Russia, Siberia, teachers are learning Hiner Method.
Trust me, I know how hard it is to realize. The conservative predisposition of teachers from the “old school” will continue to battle for “proper lessons with the teacher” for a long time. If someone’s going to resist new methodology, it will definitely be them.
Dahl University. Lyudmila Novikova holds a seminar on the Method Soft Mozart for future music educators.
It could be that my colleagues are afraid of losing work or the trust of their students. I sincerely hope that they’ll understand that our method doesn’t abolish the teacher – it simply makes the teacher a full-fledged tutor of his student. The only difference is that instead of one student, they’ll be able to teach many, and several times faster than before. The program doesn’t replace the teacher. Instead, it is to be used as a training instrument of true power. Now we can work with both toddlers and adults that may have been “burned” by music schools, and we can guarantee success. And for success, people are always ready to pay more.

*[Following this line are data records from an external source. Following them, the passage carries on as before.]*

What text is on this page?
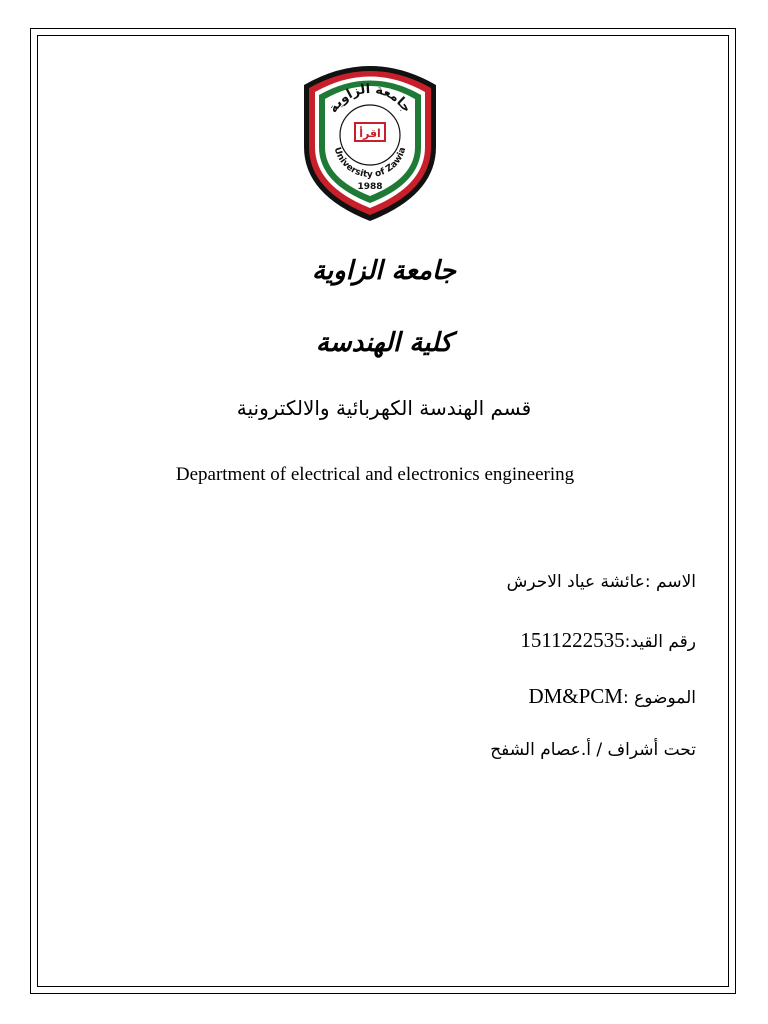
جامعة الزاوية
اقرأ
University of Zawia
1988
جامعة الزاوية
كلية الهندسة
قسم الهندسة الكهربائية والالكترونية
Department of electrical and electronics engineering
الاسم :عائشة عياد الاحرش
رقم القيد:1511222535
الموضوع :DM&PCM
تحت أشراف / أ.عصام الشفح
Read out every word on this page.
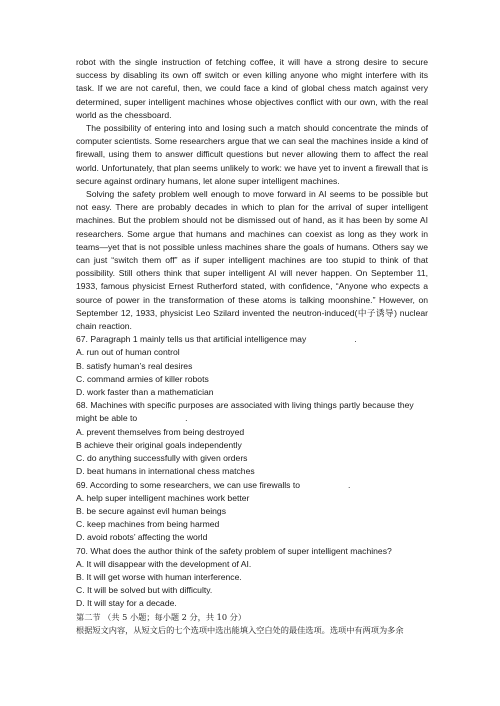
robot with the single instruction of fetching coffee, it will have a strong desire to secure success by disabling its own off switch or even killing anyone who might interfere with its task. If we are not careful, then, we could face a kind of global chess match against very determined, super intelligent machines whose objectives conflict with our own, with the real world as the chessboard.

The possibility of entering into and losing such a match should concentrate the minds of computer scientists. Some researchers argue that we can seal the machines inside a kind of firewall, using them to answer difficult questions but never allowing them to affect the real world. Unfortunately, that plan seems unlikely to work: we have yet to invent a firewall that is secure against ordinary humans, let alone super intelligent machines.

Solving the safety problem well enough to move forward in AI seems to be possible but not easy. There are probably decades in which to plan for the arrival of super intelligent machines. But the problem should not be dismissed out of hand, as it has been by some AI researchers. Some argue that humans and machines can coexist as long as they work in teams—yet that is not possible unless machines share the goals of humans. Others say we can just “switch them off” as if super intelligent machines are too stupid to think of that possibility. Still others think that super intelligent AI will never happen. On September 11, 1933, famous physicist Ernest Rutherford stated, with confidence, “Anyone who expects a source of power in the transformation of these atoms is talking moonshine.” However, on September 12, 1933, physicist Leo Szilard invented the neutron-induced(中子诱导) nuclear chain reaction.

67. Paragraph 1 mainly tells us that artificial intelligence may	.

A. run out of human control

B. satisfy human’s real desires

C. command armies of killer robots

D. work faster than a mathematician

68. Machines with specific purposes are associated with living things partly because they might be able to	.

A. prevent themselves from being destroyed

B achieve their original goals independently

C. do anything successfully with given orders

D. beat humans in international chess matches

69. According to some researchers, we can use firewalls to	.

A. help super intelligent machines work better

B. be secure against evil human beings

C. keep machines from being harmed

D. avoid robots’ affecting the world

70. What does the author think of the safety problem of super intelligent machines?

A. It will disappear with the development of AI.

B. It will get worse with human interference.

C. It will be solved but with difficulty.

D. It will stay for a decade.

第二节 （共 5 小题；每小题 2 分，共 10 分）

根据短文内容，从短文后的七个选项中选出能填入空白处的最佳选项。选项中有两项为多余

Herzen University (St.Petersburg, Russia), Soft Mozart seminar for higher level music educators
Nowadays, I don’t earn my money for time spent, but for the concrete achievements of my students. They have increased, and so has happiness and trust in my lessons. Earning more than before, I know for sure that I have fairly earned every cent.In the program Soft Mozart, early education isn’t separated into performance, Solfeggio, music theory, rhythm, and music literature. All of these components are interrelated and form a united, universal system –what music actually is, after all.
Soft Mozart classes in Art College (Russia)
Having transformed “sciences” into real practice, we have relieved another enormous problem in education – the unbearable burden of incomprehensible words. Think of the “fat tiger!” Incomprehensible words are the result of a break from gradualness. A person can only name that which he can feel and understand. Remember, first passes the sounding-out stage (feeling, seeing, familiarization) and only after that, the stage of rules (naming, calling, understanding). In unpleasant circumstances, words remain unnecessary and abstract, and each time call forth confusion and rejection, a feeling of nonsense and at times, even a headache! “Theorization” of skills, in essence, causes the pedagogy to crush the psyche. Relieving this frightening burden, we continue to be surprised at how quickly and happily our beginners learn music.
TV news from Cherepovets, Russia about Soft Mozart in piano class of the State Music School
The more sensory organs participate in learning a new skill, the more neurons are grouped together that are responsible for it. In contrast to “single channels,” these universal “matrixes of behavior” are solid and active. Our program adds all that is necessary in making music with the muscles and sensory organs to work – except the legs. Pedals should only be included in the lesson when reading no longer occupies all of the student’s attention. The program takes this gradualness into account. While developing skills, we try to attach them in a thought-out and adequately balanced proportion.
Pianist and vice-dean of the Madrid Conservatory, Victoria Lopez with a young student. 2008
I am convinced that this type of work is essential to all music education. I hope that my discoveries will change our future for the better. They will certainly help new generations of educators. Of course, the current version of the methodology is only the beginning. The program and the method will continue to be perfected, will become even more effective, and will adapt to the particularities of different countries. And music will become what it needs to be – the simple and universal language of our planet.